Deux Finlandais, Maria Laakso et Toni Juhani Lahtinen, ont ensuite évoqué des classiques de la littérature finlandaise qui font d'enclaves naturelles (une île, une forêt, un lac) des refuges salvateurs qui peuvent devenir des acteurs à part entière de l'histoire dans les ouvrages de Jansson ou l'épopée des sept frères de Kivi. Autre refuge européen, une forêt là-haut dans la montagne pour Adalbert Stifter dans son roman de 1841 ou 1842, Der Hochwald. Connu et respecté pour sa description des paysages, Stifter peut se comparer à Thoreau et, selon Eva Sattelmayor, son roman fait de la forêt une présence presque incarnée dans sa prose.

Elspeth Whitney est venue ensuite nous mettre en garde contre la tentation de réduire tout le Moyen Âge aux valeurs du christianisme, et le christianisme aux interprétations de Lynn White, pour qui le christianisme avait autorisé l'exploitation de la nature. Whitney note qu'ailleurs dans ses écrits, White tenait cette exploitation de la nature pour positive et libératrice, en fait, de sorte qu'il faudrait se montrer prudent en faisant de White un écologiste. Dans la mesure où, selon lui, le monachisme médiéval avait aussi fondé le capitalisme, la valorisation du travail et la croyance au progrès, il est aussi devenu une référence d'ouvrages plus récents (The Victory of Reason: How Christianity Led to Freedom, Capitalism, and Western Success, de Rodney Stark) et encore plus simplistes, divorçant d'autant plus l'humanité de la nature. Enfin, de manière très brève, Nigel Rothfels a évoqué une tentative allemande de colonisation de la Nouvelle-Guinée vers la fin du XIXe s. et les représentations de son échec en Europe.

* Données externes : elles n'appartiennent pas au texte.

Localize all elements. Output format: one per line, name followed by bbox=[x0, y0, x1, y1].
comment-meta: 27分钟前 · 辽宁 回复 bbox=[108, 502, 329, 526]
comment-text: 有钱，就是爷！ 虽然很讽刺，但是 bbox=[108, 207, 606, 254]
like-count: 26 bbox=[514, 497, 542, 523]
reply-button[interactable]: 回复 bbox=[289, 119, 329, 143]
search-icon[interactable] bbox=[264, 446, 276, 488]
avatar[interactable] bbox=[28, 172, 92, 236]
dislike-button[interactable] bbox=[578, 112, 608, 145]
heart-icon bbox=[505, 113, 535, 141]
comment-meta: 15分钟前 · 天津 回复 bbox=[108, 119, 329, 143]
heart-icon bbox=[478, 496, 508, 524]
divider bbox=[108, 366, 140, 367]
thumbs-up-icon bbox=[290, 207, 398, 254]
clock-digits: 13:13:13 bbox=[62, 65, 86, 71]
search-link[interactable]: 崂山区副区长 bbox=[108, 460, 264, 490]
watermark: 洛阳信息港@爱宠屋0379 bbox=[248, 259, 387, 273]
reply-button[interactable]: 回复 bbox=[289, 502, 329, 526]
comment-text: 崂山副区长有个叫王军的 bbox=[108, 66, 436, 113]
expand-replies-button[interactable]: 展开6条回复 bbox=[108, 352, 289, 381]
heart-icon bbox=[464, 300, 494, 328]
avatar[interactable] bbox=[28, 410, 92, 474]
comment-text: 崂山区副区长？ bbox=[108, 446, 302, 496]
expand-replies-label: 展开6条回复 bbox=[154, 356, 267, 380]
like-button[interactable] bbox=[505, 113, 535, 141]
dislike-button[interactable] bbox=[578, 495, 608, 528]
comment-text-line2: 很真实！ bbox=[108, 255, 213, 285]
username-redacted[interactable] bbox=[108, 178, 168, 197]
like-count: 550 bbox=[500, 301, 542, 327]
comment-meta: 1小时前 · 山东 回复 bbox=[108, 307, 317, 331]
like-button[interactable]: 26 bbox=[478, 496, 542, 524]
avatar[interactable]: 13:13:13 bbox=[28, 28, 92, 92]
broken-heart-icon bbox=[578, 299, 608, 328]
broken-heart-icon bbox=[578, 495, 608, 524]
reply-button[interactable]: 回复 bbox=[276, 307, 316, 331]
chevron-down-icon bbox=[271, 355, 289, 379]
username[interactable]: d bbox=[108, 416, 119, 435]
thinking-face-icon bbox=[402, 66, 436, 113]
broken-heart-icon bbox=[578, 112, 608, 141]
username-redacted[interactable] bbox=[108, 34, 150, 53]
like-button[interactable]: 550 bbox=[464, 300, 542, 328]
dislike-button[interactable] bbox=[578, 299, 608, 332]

En fin de journée, j'ai assisté à une session branchée sur la science-fiction. Hilary Hawley a parlé d'Oryx and Crake de Margaret Atwood, y voyant un ouvrage féministe où le personnage de Jimmy/Snowman tente de rendre à la nouvelle humanité un respect de la nature, des croyances, des rituels et une valorisation des histoires qui seraient privilégiés par l'écoféminisme. Ensuite, Andrea Campbell a examiné la trilogie Xenogenesis d'Octavia Butler pour son brouillage des frontières entre les extraterrestres, les humains et la nature, de sorte que la nature ne sert plus à fonder les distinctions entre les catégories familières aux humains de la trilogie. Enfin, Jennifer Wheat nous a offert un survol de plusieurs romans post-apocalyptiques, depuis Earth Abides de Stewart (1949) jusqu'à The Stone Gods de Jeannette Winterson (2008) et World Made by Hand de James Kunstler (2008), afin de cerner leurs visions du retour aux idéaux pastoraux.